Isso até um grupo inglês mostrar que as coisas não se separam tão bem assim. Em dois trabalhos apresentados a partir do mesmo estudo, os participantes foram divididos em dois grupos: um participou de um treinamento de endurance, com 40-60 minutos de ciclismo a cerca de 65% do consumo máximo de oxigênio, e o outro de um treinamento de alta intensidade, composto por 4-6 séries máximas de 30 segundos de ciclismo. Ambos os treinos foram feitos três vezes por semana ao longo de seis semanas.
Análises obtidas por meio de de biópsias musculares (retira-se um pequeno – mesmo – pedaço de músculo para diferentes testes) revelaram que o grupo de treino de alta intensidade apresentou resultados similares e até um pouco melhores que o grupo de exercício de endurance em diversos parâmetros de vascularização periférica, como quantidade e densidade de capilares.
Foi mostrado ainda que ambos os treinamentos aumentaram a quantidade e o uso de triglicerídeos (gordura) intramuscular e a sensitividade dos músculos à insulina, o hormônio responsável por retirar o açúcar do sangue e colocá-lo para dentro dos músculos, em que é utilizado como combustível para produção de energia.
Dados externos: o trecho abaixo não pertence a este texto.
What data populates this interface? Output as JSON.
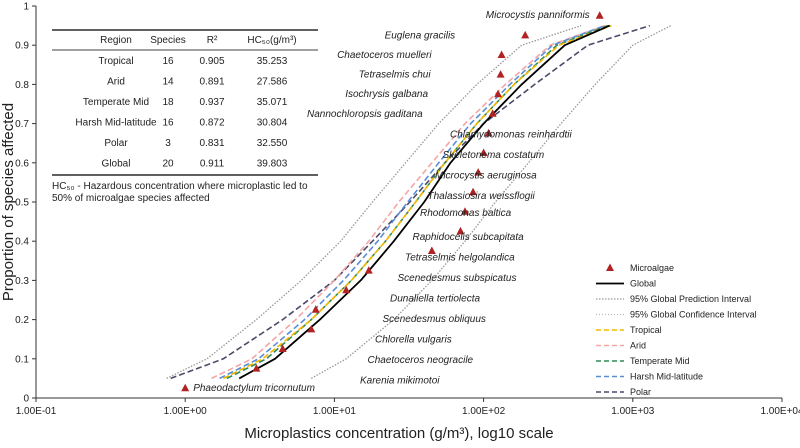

ALTA INTENSIDADE. Estes dois trabalhos comprovam que as adaptações do organismo estão longe de ser uma exclusividade de uma ou outra "zona" de intensidade, e que criar uma periodização baseado somente nessas ideias, apesar de não ser um sistema falho, é uma ilusão. De quebra, ainda veio a boa notícia para quem não gosta de se exercitar, pois o grupo de treino de alta intensidade conseguiu resultados benéficos para a saúde com cerca de apenas nove minutos de exercício a cada semana!
Reforçando estes achados, um outro trabalho mostrou que uma sessão de seis séries de apenas três minutos, a 90% do consumo máximo de oxigênio, estimulam maior produção de moléculas sinalizadoras do que 50 minutos de corrida constante a 70% do máximo. Estas moléculas são indicativas dos processos químicos responsáveis pelas adaptações estruturais do organismo, ou seja, se uma sessão gera mais moléculas sinalizadoras, espera-se que aquela sessão produza mais adaptações.
MUITA TEORIA. Existe a história que no futuro a medicina estará tão especializada que existirão os médicos para tratar o olho esquerdo e outros para cuidar do direito. Este congresso mostrou que as ciências do esporte estão rumando na mesma direção. Talvez devido à dificuldade em lidar com o assunto, o que menos se viu foram trabalhos com uma aplicação prática para o treinamento das diferentes modalidades. Ao invés disso, os trabalhos estão cada vez mais focados em aspectos microscópicos de uma determinada área ou efeito de algum tipo de exercício.
Enquanto é extremamente saudável que se estudem os mecanismos e detalhes dos diferentes processos fisiológicos associados às distintas atividades físicas, já se nota – ou pelo menos eu senti – uma certa falta de fôlego por parte dos pesquisadores para estudar novas estratégias de se otimizar o treinamento e competição de atletas, o tipo de pesquisa que possui uma aplicação prática mais direta para o grande público.
Talvez o maior esforço nesta área esteja na de suplementação de carboidratos durante o exercício, com novos trabalhos avaliando a composição ideal de dietas e treinamento em jejum, mas esta linha irá precisar de uma matéria exclusiva, então abordaremos o assunto no mês que vem. Até lá!